Volatility indicators reflect this shift. As a rough rule of thumb, when the VIX is above 25, markets tend to reprice rapidly as previously ignored risks are incorporated. The recent sharp moves in traditionally defensive assets underline how fragile positioning has become.

Unlike previous market dislocations, this is not purely an economic story. The supply shock sits within a broader geopolitical realignment, with major powers actively reshaping trade flows and economic alliances. As US Treasury Secretary Scott Bessent put it in the very first sentence of his op-ed for The Economist in October 2024, “The United States must play a more active role in reshaping the international economic order”.
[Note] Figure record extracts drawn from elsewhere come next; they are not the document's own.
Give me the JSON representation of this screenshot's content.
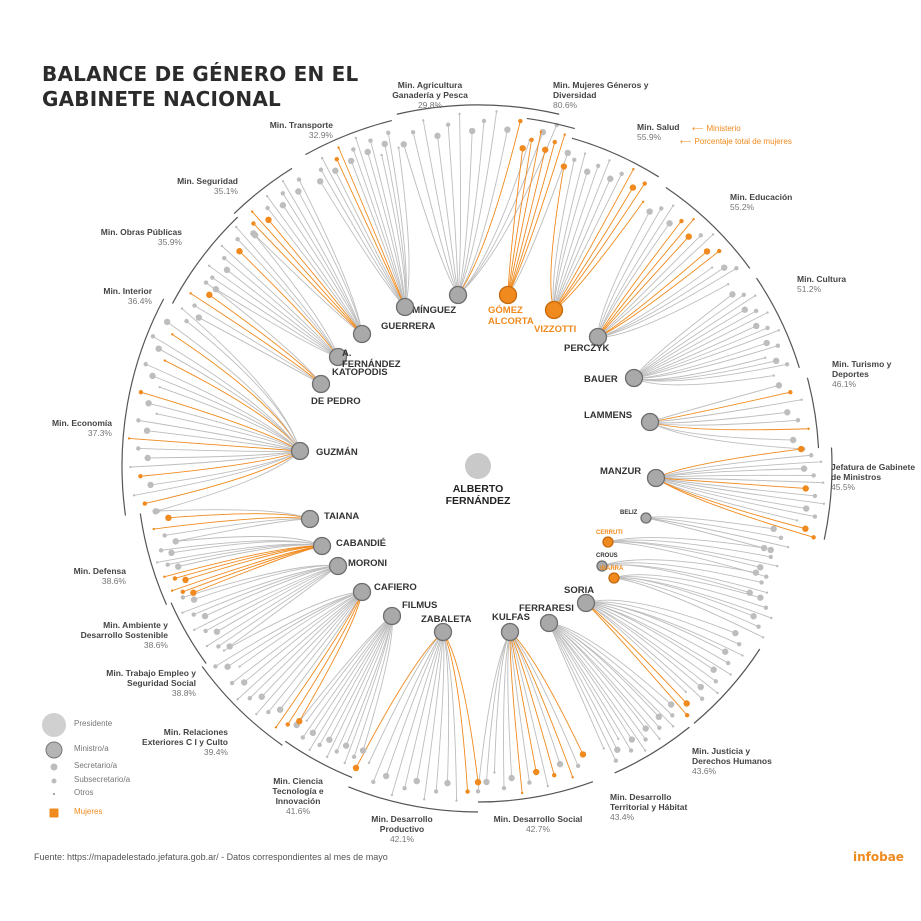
{
  "title": "BALANCE DE GÉNERO EN EL GABINETE NACIONAL",
  "president": "ALBERTO FERNÁNDEZ",
  "colors": {
    "line": "#bdbdbd",
    "node": "#a9a9a9",
    "woman": "#f08a1e",
    "text": "#333333",
    "pct": "#777777"
  },
  "ministries": [
    {
      "name": "Min. Agricultura Ganadería y Pesca",
      "pct": "29.8%",
      "minister": "DOMÍNGUEZ",
      "minister_woman": false
    },
    {
      "name": "Min. Mujeres Géneros y Diversidad",
      "pct": "80.6%",
      "minister": "GÓMEZ ALCORTA",
      "minister_woman": true
    },
    {
      "name": "Min. Salud",
      "pct": "55.9%",
      "minister": "VIZZOTTI",
      "minister_woman": true
    },
    {
      "name": "Min. Educación",
      "pct": "55.2%",
      "minister": "PERCZYK",
      "minister_woman": false
    },
    {
      "name": "Min. Cultura",
      "pct": "51.2%",
      "minister": "BAUER",
      "minister_woman": false
    },
    {
      "name": "Min. Turismo y Deportes",
      "pct": "46.1%",
      "minister": "LAMMENS",
      "minister_woman": false
    },
    {
      "name": "Jefatura de Gabinete de Ministros",
      "pct": "45.5%",
      "minister": "MANZUR",
      "minister_woman": false
    },
    {
      "name": "",
      "pct": "",
      "minister": "BELIZ",
      "minister_woman": false
    },
    {
      "name": "",
      "pct": "",
      "minister": "CERRUTI",
      "minister_woman": true
    },
    {
      "name": "",
      "pct": "",
      "minister": "CROUS",
      "minister_woman": false
    },
    {
      "name": "",
      "pct": "",
      "minister": "IBARRA",
      "minister_woman": true
    },
    {
      "name": "Min. Justicia y Derechos Humanos",
      "pct": "43.6%",
      "minister": "SORIA",
      "minister_woman": false
    },
    {
      "name": "Min. Desarrollo Territorial y Hábitat",
      "pct": "43.4%",
      "minister": "FERRARESI",
      "minister_woman": false
    },
    {
      "name": "Min. Desarrollo Social",
      "pct": "42.7%",
      "minister": "KULFAS",
      "minister_woman": false
    },
    {
      "name": "Min. Desarrollo Productivo",
      "pct": "42.1%",
      "minister": "ZABALETA",
      "minister_woman": false
    },
    {
      "name": "Min. Ciencia Tecnología e Innovación",
      "pct": "41.6%",
      "minister": "FILMUS",
      "minister_woman": false
    },
    {
      "name": "Min. Relaciones Exteriores C I y Culto",
      "pct": "39.4%",
      "minister": "CAFIERO",
      "minister_woman": false
    },
    {
      "name": "Min. Trabajo Empleo y Seguridad Social",
      "pct": "38.8%",
      "minister": "MORONI",
      "minister_woman": false
    },
    {
      "name": "Min. Ambiente y Desarrollo Sostenible",
      "pct": "38.6%",
      "minister": "CABANDIÉ",
      "minister_woman": false
    },
    {
      "name": "Min. Defensa",
      "pct": "38.6%",
      "minister": "TAIANA",
      "minister_woman": false
    },
    {
      "name": "Min. Economía",
      "pct": "37.3%",
      "minister": "GUZMÁN",
      "minister_woman": false
    },
    {
      "name": "Min. Interior",
      "pct": "36.4%",
      "minister": "DE PEDRO",
      "minister_woman": false
    },
    {
      "name": "Min. Obras Públicas",
      "pct": "35.9%",
      "minister": "KATOPODIS",
      "minister_woman": false
    },
    {
      "name": "Min. Seguridad",
      "pct": "35.1%",
      "minister": "A. FERNÁNDEZ",
      "minister_woman": false
    },
    {
      "name": "Min. Transporte",
      "pct": "32.9%",
      "minister": "GUERRERA",
      "minister_woman": false
    }
  ],
  "legend": {
    "items": [
      "Presidente",
      "Ministro/a",
      "Secretario/a",
      "Subsecretario/a",
      "Otros",
      "Mujeres"
    ],
    "annotations": [
      "Ministerio",
      "Porcentaje total de mujeres"
    ]
  },
  "source": "Fuente: https://mapadelestado.jefatura.gob.ar/ - Datos correspondientes al mes de mayo",
  "brand": "infobae"
}
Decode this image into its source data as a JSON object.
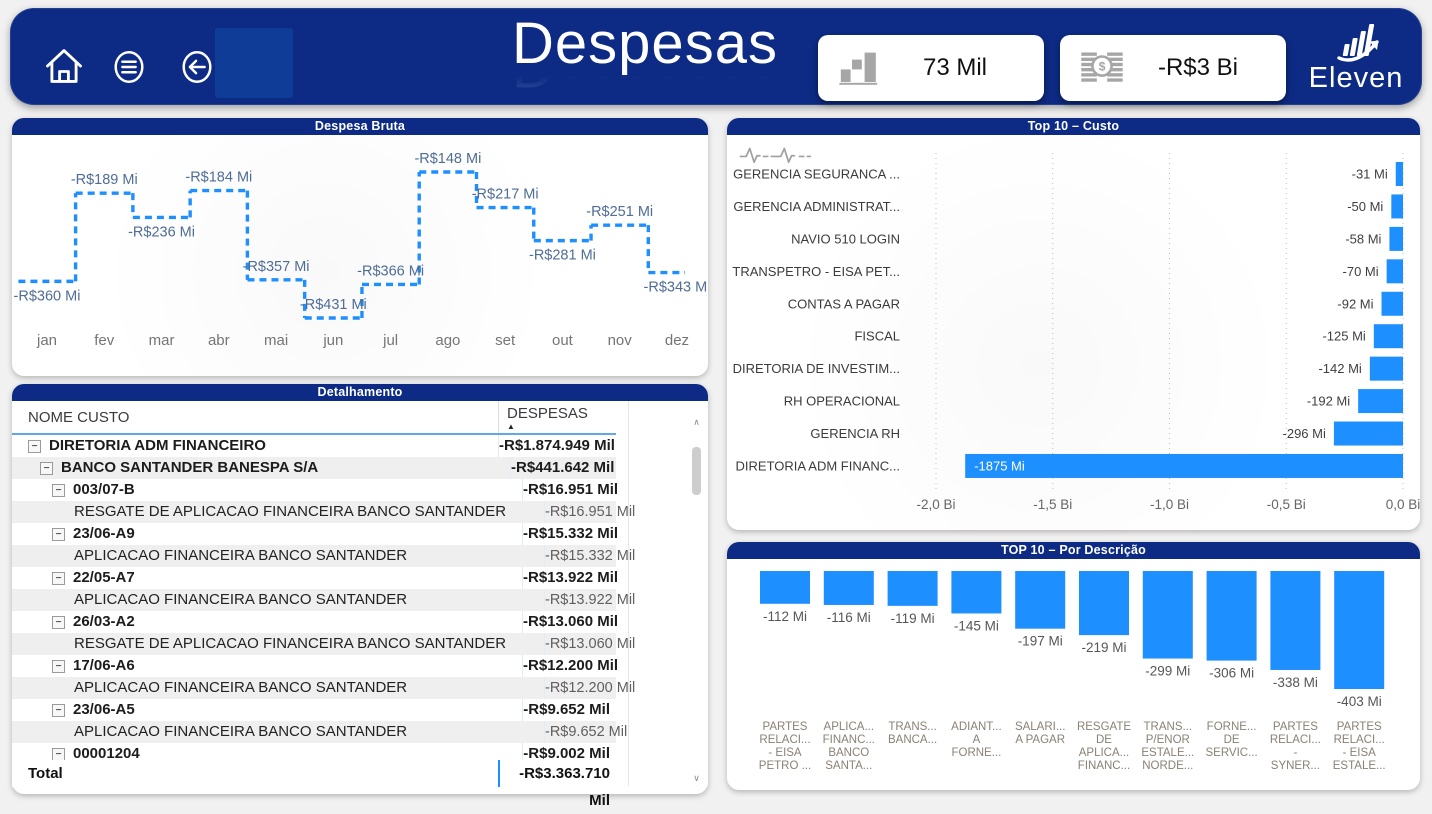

This tension is most visible in the UK. Weak growth, high energy costs and a constrained fiscal position leave little room for manoeuvre

This reduces the incentive for rapid de-escalation. Even if physical disruptions ease, the underlying fragmentation of the global economy is likely to persist, embedding higher costs and lower efficiency into the system.

For governments, the challenge is acute. Voters will demand relief from rising prices and potential shortages, yet policy tools are limited. Monetary easing risks entrenching inflation, while fiscal expansion may trigger market backlash.

This tension is most visible in the UK. Weak growth, high energy costs and a constrained fiscal position leave little room for manoeuvre. Political divisions further complicate the response, raising the risk of policy inconsistency at a time when credibility is paramount.

Targeted support may offer a partial solution but risks exacerbating broader dissatisfaction if perceived as uneven. If restricted only to those on benefits, the public might heed the argument by the new Green MP for Gorton & Denton, Hannah Spencer, who said in her victory speech “working hard, what does that get you?”. 

More fundamentally, governments may be forced into difficult trade-offs between market stability and political pressure. The result is a potential confrontation between bond markets and elected governments. Investors will demand fiscal discipline; electorates will demand intervention. In a supply-driven stagflationary environment, it may be impossible to satisfy both.

That tension and the speed at which it escalates will define the next phase of the crisis.